The exact mechanism of action of autologous serum tears in the promotion of epithelial healing is unknown. It is postulated that essential growth factors for epithelial healing are present. These factors include EGF, vitamin A, TGF β, and fibronectin.2 In addition, neuropeptides such as substance P and insulin-like growth factors are present in the serum.2 This may contribute to the relative deficiency of neuropeptides from natural innervation in cases of neurotrophic ulcers. Serum has been shown to accelerate the migration of corneal epithelial cells in vitro, with upregulation of mucin expression.8 The presence of serum antiprotease such as α2-macroglobulin, which may inhibit collagenase, may be beneficial in cases with alkaline burn. These findings may account for the beneficial effect from autologous serum tears in the treatment of PED (Figure 1).

Figure 1
figure 1

Pre- and post-treatment status of Patent 8. (a) — Subtotal persistent corneal defect after limbal autograf. (b) — After 2 weeks treatment of autologous serum tears. (c) — totally healed defect post-treatment. (d) — taken after 3 years with reasonably stable smooth surface.

The mean duration of PED before starting autologous serum tears was 11.8±17.2 days (range 1–29 days) for six patients in the ‘effective’ group (Table 1). Two patients (patients 9 and 10) failed to heal within 1 month, and treatment was considered to be ‘ineffective’. The time for the PED to heal in these two patients were 64 and 43 days, respectively.
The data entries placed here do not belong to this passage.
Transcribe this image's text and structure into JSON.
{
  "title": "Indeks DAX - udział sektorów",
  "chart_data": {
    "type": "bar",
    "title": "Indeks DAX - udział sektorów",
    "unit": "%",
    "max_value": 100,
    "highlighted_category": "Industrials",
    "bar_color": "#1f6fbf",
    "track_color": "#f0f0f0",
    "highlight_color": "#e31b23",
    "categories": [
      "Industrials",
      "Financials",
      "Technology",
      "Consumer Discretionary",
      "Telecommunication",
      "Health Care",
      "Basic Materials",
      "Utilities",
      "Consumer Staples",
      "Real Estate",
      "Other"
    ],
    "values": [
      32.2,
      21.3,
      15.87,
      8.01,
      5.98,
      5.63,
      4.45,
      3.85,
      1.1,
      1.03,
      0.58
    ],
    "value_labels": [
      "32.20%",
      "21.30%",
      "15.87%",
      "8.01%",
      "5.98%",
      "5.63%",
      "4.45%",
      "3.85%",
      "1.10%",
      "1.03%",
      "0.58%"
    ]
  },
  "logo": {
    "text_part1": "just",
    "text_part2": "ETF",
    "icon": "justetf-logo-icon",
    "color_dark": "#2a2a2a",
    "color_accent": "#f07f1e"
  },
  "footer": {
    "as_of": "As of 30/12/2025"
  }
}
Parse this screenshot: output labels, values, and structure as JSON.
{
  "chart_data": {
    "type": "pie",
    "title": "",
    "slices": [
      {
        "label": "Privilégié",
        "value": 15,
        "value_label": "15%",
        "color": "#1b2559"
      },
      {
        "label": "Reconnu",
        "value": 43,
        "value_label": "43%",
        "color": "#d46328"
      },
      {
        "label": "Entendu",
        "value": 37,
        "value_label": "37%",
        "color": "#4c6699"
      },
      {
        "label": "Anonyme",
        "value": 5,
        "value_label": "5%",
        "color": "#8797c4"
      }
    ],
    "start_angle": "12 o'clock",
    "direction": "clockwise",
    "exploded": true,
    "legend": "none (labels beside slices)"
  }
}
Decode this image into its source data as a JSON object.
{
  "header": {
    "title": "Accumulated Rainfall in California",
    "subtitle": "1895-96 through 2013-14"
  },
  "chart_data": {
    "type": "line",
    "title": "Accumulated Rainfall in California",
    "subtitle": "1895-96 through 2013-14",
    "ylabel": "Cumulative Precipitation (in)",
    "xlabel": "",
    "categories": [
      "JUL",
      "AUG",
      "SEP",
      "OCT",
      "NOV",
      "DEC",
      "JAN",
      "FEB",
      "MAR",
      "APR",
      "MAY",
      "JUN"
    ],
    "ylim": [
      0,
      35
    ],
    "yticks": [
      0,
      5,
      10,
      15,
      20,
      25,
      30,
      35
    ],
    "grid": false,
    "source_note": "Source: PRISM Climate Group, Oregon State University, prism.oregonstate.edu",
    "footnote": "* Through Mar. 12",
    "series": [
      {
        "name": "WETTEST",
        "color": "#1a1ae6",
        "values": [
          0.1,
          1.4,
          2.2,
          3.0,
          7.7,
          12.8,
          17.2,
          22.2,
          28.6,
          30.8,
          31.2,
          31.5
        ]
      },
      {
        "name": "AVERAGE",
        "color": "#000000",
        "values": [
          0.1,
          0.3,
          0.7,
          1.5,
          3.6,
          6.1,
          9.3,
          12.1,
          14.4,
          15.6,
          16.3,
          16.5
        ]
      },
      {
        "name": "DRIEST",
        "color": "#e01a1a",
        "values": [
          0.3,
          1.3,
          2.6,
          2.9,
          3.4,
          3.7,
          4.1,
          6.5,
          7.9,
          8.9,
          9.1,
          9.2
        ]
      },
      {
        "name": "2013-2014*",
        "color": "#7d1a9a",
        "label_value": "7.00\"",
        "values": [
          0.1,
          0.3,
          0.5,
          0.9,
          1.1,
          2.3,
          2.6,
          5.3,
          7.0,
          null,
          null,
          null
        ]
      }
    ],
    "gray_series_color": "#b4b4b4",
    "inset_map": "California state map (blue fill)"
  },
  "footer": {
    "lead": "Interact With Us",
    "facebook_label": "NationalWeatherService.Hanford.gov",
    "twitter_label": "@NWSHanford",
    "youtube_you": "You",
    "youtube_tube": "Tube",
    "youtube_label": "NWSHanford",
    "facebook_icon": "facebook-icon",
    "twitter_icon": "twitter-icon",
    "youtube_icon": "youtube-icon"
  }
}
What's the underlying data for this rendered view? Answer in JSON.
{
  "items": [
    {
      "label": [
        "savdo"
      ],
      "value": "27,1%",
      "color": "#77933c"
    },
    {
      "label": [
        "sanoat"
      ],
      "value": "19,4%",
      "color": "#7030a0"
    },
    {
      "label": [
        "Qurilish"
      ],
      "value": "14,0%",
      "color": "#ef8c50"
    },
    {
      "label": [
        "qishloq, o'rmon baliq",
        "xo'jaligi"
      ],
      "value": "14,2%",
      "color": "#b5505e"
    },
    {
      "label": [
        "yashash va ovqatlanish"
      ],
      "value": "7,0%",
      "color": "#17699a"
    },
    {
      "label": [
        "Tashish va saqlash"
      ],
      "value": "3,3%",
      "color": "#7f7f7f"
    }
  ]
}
The mean duration of PED of these two patients before starting serum tears was 65.5±26.5 days (39 and 92 days), which was longer than that of the ‘effective group’. It is not known if the delayed commencement of autologous serum tears contributed to the apparent treatment ‘ineffectiveness’. As with Tsubota's series, we also observed the tendency of poorer healing when the onset of autologous serum tears treatment was delayed. In comparing our results with the study by Tsubota et al,2 our series revealed a larger number of patients in the ‘effective’ group (43.8 vs 60%) (Table 2). This may be related to the shorter duration of PED before initiation of serum tears in our group of patients. When both effective and partially effective criteria were included, 62.6% of the patients healed in Tsubota's group. No adverse effects or toxicities were observed in any of the patients (Tables 3 and 4).

Table 3 Comparison of response rate in various underlying pathologies
Table 4 Mean duration (days) for healing after initiation of autologous serum tears

Poon et al5 (in a prospective cohort case study) demonstrated a success rate in nine out of 15 eyes (60%) of PED treated with autologous serum tears. The mean duration of healing was 29 days (ranged 3–60 days). However, the definition of success used was different from the one adopted in this series. Successful treatment was defined as closure of epithelial defect, including defects that healed beyond 1 month. If the duration of time in healing was examined, seven eyes healed within 1 month (46.7%), corresponding to the effective and partially effective groups, as defined in the current study and by Tsubota et al. Unfortunately, three patients developed microbial infections that necessitated the stoppage of the autologous serum drops. All the three patients had risk factors that may have contributed to the infections.5 No other significant complications were reported with the use of autologous serum tears.5

In conclusion, the use of autologous serum tears appears to be a safe and useful adjunctive therapy in resistant cases of PED. The results of the current study correlated well with previous reports. The delayed onset of treatment with autologous serum tears may delay healing.